Vois le monde entier transformé en un gigantesque brasier. Puis, lorsque tout n'est que cendre, entre dans la béatitude.


NOTIONS ET CUIRASSES


Sans la pensée dualisante, comment la conscience pourrait-elle être limitée ?
L'illusion perturbe, les cinq cuirasses obstruent la vision, les divisions sont artificielles.(*)
Les vagues surgissent de l'océan et y retournent, les flammes s'élèvent puis s'éteignent, le soleil surgit puis disparaît. Ainsi tout trouve sa source dans la spatialité de l'esprit et y retourne.
Libère l'esprit de tout support et accède à la non-dualité.
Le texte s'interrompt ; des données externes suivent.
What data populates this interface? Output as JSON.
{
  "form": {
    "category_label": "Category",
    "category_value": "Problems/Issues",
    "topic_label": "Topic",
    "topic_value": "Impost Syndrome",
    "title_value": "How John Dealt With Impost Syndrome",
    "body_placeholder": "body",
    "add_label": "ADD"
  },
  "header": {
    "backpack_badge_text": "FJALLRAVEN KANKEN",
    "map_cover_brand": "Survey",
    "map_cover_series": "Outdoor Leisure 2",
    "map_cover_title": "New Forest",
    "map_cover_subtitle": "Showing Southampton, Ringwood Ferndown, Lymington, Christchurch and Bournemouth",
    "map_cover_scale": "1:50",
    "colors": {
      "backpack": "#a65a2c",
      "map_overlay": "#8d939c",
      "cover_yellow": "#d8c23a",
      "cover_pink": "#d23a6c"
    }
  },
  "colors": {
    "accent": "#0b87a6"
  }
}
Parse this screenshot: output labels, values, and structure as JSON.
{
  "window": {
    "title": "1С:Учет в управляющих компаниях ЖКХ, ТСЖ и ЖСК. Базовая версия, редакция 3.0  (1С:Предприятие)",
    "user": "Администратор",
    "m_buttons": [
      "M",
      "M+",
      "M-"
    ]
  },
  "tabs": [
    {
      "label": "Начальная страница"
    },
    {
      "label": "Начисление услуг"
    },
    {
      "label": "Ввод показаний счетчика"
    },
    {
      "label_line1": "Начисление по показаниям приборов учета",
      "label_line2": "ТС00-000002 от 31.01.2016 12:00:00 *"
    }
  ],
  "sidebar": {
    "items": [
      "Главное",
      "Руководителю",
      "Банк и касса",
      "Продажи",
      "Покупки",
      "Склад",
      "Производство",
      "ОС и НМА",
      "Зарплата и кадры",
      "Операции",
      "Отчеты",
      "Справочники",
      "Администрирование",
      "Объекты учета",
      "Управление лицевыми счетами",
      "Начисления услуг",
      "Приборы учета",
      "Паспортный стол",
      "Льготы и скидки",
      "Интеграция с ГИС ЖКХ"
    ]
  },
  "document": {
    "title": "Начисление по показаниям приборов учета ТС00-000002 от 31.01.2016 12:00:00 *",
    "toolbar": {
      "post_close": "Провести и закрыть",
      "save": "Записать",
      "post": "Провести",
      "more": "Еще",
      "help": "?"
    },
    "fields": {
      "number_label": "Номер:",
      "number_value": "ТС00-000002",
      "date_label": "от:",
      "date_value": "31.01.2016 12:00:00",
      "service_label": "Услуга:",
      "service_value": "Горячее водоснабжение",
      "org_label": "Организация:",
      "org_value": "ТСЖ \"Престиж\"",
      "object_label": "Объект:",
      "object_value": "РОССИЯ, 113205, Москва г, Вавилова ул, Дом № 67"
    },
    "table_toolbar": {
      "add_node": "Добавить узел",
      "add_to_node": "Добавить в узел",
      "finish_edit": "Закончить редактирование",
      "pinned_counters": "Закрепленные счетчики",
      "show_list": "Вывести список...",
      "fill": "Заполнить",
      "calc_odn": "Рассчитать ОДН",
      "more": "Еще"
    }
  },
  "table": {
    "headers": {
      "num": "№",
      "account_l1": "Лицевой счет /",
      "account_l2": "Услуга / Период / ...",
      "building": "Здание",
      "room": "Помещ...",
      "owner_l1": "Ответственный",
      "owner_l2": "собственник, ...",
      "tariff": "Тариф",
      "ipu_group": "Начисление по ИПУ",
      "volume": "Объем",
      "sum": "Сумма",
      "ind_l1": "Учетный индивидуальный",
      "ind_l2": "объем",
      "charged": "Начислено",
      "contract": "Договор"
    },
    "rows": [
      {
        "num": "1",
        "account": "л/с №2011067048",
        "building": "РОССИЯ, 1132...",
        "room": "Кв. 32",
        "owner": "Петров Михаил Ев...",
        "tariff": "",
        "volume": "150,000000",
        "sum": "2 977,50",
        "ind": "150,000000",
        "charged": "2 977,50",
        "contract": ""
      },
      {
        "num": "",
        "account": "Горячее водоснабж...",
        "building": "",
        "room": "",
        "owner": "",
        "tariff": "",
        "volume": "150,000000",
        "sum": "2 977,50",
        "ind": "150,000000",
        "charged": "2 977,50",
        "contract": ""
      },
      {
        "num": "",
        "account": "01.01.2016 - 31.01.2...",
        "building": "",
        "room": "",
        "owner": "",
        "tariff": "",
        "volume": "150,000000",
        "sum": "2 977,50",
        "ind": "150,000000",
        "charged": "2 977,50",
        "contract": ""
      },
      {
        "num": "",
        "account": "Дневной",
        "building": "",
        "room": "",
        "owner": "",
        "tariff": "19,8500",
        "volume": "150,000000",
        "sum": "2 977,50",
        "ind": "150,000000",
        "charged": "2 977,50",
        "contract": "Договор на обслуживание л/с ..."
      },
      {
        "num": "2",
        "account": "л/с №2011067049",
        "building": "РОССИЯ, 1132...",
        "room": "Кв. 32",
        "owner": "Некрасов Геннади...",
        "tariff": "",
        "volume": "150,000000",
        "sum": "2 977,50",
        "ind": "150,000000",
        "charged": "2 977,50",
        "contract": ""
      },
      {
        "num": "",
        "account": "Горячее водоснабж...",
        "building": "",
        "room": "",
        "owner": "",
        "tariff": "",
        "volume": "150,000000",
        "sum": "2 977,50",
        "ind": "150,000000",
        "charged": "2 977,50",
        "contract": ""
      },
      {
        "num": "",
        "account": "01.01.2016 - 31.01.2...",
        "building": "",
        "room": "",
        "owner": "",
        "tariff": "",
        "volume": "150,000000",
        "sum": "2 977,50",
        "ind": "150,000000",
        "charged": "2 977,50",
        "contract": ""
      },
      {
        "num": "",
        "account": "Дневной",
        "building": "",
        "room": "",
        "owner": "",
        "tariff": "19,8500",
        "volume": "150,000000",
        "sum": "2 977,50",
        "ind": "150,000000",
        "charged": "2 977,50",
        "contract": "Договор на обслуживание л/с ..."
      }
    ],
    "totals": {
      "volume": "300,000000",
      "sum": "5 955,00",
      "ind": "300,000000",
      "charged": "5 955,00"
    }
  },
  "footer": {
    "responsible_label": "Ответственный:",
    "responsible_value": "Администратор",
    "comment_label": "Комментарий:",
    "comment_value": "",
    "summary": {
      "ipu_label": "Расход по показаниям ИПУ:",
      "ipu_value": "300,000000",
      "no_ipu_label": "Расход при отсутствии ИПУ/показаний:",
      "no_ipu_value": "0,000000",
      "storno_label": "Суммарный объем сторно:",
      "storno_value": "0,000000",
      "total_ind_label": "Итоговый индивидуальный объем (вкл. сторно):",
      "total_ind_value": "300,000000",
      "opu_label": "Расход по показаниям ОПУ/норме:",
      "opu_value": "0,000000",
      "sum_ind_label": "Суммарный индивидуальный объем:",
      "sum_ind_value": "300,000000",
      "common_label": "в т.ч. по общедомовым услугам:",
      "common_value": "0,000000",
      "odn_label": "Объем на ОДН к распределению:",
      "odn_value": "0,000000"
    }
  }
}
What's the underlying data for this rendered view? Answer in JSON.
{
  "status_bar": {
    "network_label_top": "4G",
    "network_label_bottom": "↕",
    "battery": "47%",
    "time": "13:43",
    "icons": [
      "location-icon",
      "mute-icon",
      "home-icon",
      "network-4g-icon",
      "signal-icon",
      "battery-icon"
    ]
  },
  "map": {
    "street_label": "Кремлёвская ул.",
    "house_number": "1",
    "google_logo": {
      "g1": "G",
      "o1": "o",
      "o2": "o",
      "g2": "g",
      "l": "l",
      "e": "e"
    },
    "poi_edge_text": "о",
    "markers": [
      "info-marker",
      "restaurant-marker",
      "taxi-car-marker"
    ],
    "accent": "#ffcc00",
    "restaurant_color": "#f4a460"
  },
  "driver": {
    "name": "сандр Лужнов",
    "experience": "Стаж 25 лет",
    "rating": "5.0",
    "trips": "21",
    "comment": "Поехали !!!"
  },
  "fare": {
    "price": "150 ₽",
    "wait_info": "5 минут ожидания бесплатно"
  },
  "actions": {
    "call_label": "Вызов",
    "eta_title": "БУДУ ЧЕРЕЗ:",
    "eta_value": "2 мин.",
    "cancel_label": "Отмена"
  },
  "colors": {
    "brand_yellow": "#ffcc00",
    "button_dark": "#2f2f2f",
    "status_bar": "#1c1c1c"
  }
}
Alors, Femme aux yeux de gazelle, le soi limité devient le Soi absolu.
Lorsque tu affirmes :"j'existe", "je pense ceci ou cela", "telle chose m'appartient"; accède à ce qui n'a pas de fondement et, au-delà de telles affirmations, connais l'illimité et trouve la paix.
Considère la forme présente comme un espace illimité, alors la racine même de la dualité se dissout
Suppose que tu es graduellement privé d'énergie et de connaissance, à l'instant de cette dissolution, ton être véritable te sera révélé.
Suppose que tu contemple quelque chose au-delà de la perception, de la distinction, insaisissable, au-delà de l'être et du non-être : Toi-même.
Toi, au coeur ouvert et doux, médite sur ce qui ne peut être connu, sur ce qui ne peut être saisi, tout le différencié étant hors d'atteinte, où donc la conscience doit-elle se fixer pour échapper à l'éveil ?
L'attachement au corps se dissout, la joie et la félicité se lève lorsque tu réalises que tu es partout.
Le bonheur réside dans l'égalité des sentiments extrêmes. Réside en ton propre Coeur, accède à la plénitude.
Avant de désirer, avant de savoir :"Qui suis-je, où suis-je ?"; telle est la vraie nature du "Je", telle est la spatialité profonde de la réalité.


Tout être vivant perçoit sujet et objet, mais le tântrika réside dans leur union.
La Conscience est partout, réalise-le profondément.
Connaissance et connu sont d'une essence unique : le Soi resplendit.
En vérité, les formes ne sont pas divisées. Ton être omniprésent et ta propre forme repose dans l'unité. Réalise que chacun est fait de cette Conscience.
Toute connaissance particulière est fallacieuse par nature. Accède donc à la Connaissance absolue et sois Shiva.
Bien-Aimée, à cet instant, délaisse l'esprit, le savoir, la respiration, la forme, et embrasse la totalité.


(*) Les cinq cuirasses : le temps, l'espace, le manque, la limitation dans la connaissance, la limitation dans la créativité.

Ces cinq cuirasses sont comme entourées d'une sixième et suprême cuirasse qui est celle de mâyâ, l'Illusion globale qui soude ces différentes cuirasses et leur assure une cohésion.
Voir à ce sujet les pages 103 à 108 de l'ouvrage : Tantra - L'initiation d'un occidental à l'amour absolu - de Daniel Odier - Edit. J.C Lattès



O Déesse, je viens de t'exposer les enseignements mystiques ultimes que rien ne surpasse. Qu'ils ne soient transmis qu'aux êtres généreux, à ceux qui vénèrent la lignée des Maîtres, aux intelligences intuitives et à ceux qui les mettront en pratique. Car sans pratique, la transmission se dilue, et ceux qui ont eu la merveilleuse occasion de recevoir ces enseignements retournent alors à la souffrance et à l'illusion.
O Dieu, j'ai maintenant saisi le coeur des enseignements.

Alors Shiva et Shakti, plein de béatitude, s'unirent à nouveau dans l'indifférencié.